The slight improvement in April was primarily due to a stabilization in output and increased job creation. Production rose to a six-month high in April, however several key sectors continued to cut output, including the all-important semi-conductor industry and automobile sector. Employment also contributed to the rebound as firms increased staff levels for the first time since last October, due to new product development and compliance with the new 52-hour work week regulation. Moreover, firms ramped up purchasing activity, despite weaker demand, and anecdotal evidence suggests new product lines and expectations of higher raw material costs played a role in firms’ increased buying activity.

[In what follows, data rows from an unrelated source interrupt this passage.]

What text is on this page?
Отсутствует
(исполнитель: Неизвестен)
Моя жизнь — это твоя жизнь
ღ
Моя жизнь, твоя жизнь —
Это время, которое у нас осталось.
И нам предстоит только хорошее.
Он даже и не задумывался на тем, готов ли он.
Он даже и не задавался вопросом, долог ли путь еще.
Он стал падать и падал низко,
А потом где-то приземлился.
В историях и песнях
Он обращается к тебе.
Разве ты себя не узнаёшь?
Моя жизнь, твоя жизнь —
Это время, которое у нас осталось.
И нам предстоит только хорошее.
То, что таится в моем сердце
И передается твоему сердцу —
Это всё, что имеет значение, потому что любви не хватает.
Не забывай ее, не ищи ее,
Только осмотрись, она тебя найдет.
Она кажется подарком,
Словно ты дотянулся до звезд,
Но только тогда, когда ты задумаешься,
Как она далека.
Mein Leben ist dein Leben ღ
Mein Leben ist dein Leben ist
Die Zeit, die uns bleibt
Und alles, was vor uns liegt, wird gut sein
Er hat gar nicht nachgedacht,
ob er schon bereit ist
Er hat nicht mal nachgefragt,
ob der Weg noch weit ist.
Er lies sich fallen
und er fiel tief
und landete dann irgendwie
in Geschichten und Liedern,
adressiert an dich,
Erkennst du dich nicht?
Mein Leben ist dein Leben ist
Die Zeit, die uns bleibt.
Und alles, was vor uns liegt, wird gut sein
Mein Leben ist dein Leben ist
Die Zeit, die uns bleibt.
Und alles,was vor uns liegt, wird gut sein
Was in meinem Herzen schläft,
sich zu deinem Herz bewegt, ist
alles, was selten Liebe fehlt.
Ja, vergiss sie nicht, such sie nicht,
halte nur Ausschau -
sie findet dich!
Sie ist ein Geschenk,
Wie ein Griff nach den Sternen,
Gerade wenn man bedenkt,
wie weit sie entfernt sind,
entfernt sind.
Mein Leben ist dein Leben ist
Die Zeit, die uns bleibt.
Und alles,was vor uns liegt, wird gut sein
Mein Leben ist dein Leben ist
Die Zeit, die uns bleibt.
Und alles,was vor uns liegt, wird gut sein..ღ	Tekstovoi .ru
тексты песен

On the other hand, new business orders fell again in April, albeit at softer pace than in March, dragged down by weak demand for Korean manufactured goods in both domestic and foreign markets and in spite of firms’ price discounting in recent months. Export orders were weighed on by soft demand from Europe, China and Japan. In turn, inventory levels fell amid anemic new business inflows and firms used stocks of finished goods to clear backlogs of work, which were reduced at the quickest clip in nearly four years. Finally, firms expressed little optimism for production over the coming 12 months on concerns over export prospects.
On the price front, input cost inflation accelerated due to raw material prices and labor costs. In contrast, output prices continued to fall as clients demanded discounts and businesses lowered prices amid heightened competition.